For once, the South Vietnamese seemed to be following the strategy, long since adopted by the North Vietnamese, that Mao Tse-tung described as "fight-fight, talk-talk." As secret negotiations between Henry Kissinger and North Viet Nam's Le Duc Tho resumed in Paris last week (see TIME ESSAY), Saigon's forces were pursuing not one but two counteroffensives. In the northern part of the country, 20,000 South Vietnamese marines and airborne troops were continuing their cautious advance on North Vietnamese troops in Quang Tri province and its capital, the most important city to fall to the Communists since their offensive began last March. Meanwhile another 10,000 ARVN troops and rangers opened up a second drive along the central coast, where the North Vietnamese at one point had threatened to cut the country in two.

Despite heavy air support, after three weeks the South Vietnamese troops had still not dislodged some 500 or 600 Communists inside the thick-walled 19th century citadel in the center of Quang Tri city. On the coast, ARVN troops were equally cautious --with reason. Their first objective was Bong Son, capital of one of three districts in Binh Dinh province to fall to the Communists. ARVN'S slow pace has been frustrating to President Nguyen Van Thieu, who had wanted Quang Tri city retaken before the Paris talks resumed on July 13. It is no more certain that Thieu will be able to make good on another promise: to reoccupy by mid-September all of the South Vietnamese terrain now held by the Communists.

Whether or not Thieu is successful, it is already plain that South Viet Nam's civilians have been the real losers since the Communist offensive began.
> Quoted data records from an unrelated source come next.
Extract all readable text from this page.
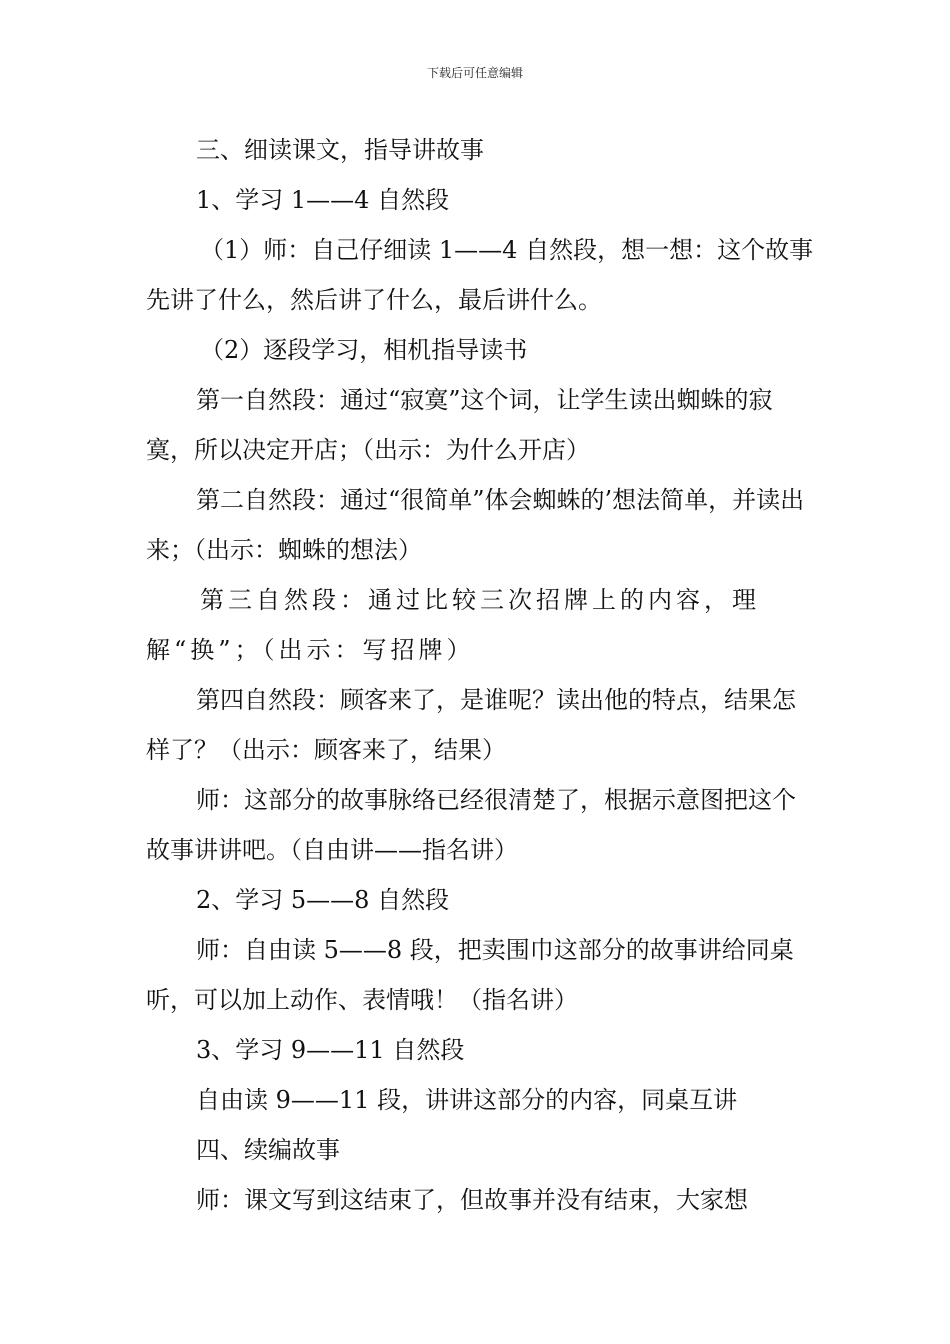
下载后可任意编辑

三、细读课文，指导讲故事

1、学习 1——4 自然段

（1）师：自己仔细读 1——4 自然段，想一想：这个故事先讲了什么，然后讲了什么，最后讲什么。

（2）逐段学习，相机指导读书

第一自然段：通过“寂寞”这个词，让学生读出蜘蛛的寂寞，所以决定开店；（出示：为什么开店）

第二自然段：通过“很简单”体会蜘蛛的’想法简单，并读出来；（出示：蜘蛛的想法）

第三自然段：通过比较三次招牌上的内容，理解“换”；（出示：写招牌）

第四自然段：顾客来了，是谁呢？读出他的特点，结果怎样了？（出示：顾客来了，结果）

师：这部分的故事脉络已经很清楚了，根据示意图把这个故事讲讲吧。（自由讲——指名讲）

2、学习 5——8 自然段

师：自由读 5——8 段，把卖围巾这部分的故事讲给同桌听，可以加上动作、表情哦！（指名讲）

3、学习 9——11 自然段

自由读 9——11 段，讲讲这部分的内容，同桌互讲

四、续编故事

师：课文写到这结束了，但故事并没有结束，大家想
TIME Correspondent Barry Hillenbrand, who accompanied airborne troops as they advanced into Quang Tri city last week, sent this report:

At one time Le Huan Street was a peaceful residential area close enough to the center of town so that the petits bourgeois who lived there could close up their downtown shops and come home for lunch and a nap. Now the street belongs to the dead and wounded. It looks like a vast denuded forest: dozens of steel corner posts mark the boundaries of burned-out houses. Sheets of rusted tin, the roofs of demolished houses, litter the ground.

Much of the battle for Quang Tri city is the boredom of fearful waiting: waiting for a 130-mm. shell to come crashing in, waiting for an airstrike to soften up a bunker position, waiting for new troops to arrive with more ammunition and supplies, waiting for headquarters to decide whether to attack or, well, to wait.

One morning we saw two dozen old men, women and children huddled in a house on the outskirts. Like many of the 10,000 refugees who passed through ARVN lines last week, they had come out of hiding in the city, where virtually all buildings have been destroyed, during the night. By day, when the hot, fierce, dry-season wind blows, about all that can be heard is the sound of rattling tin.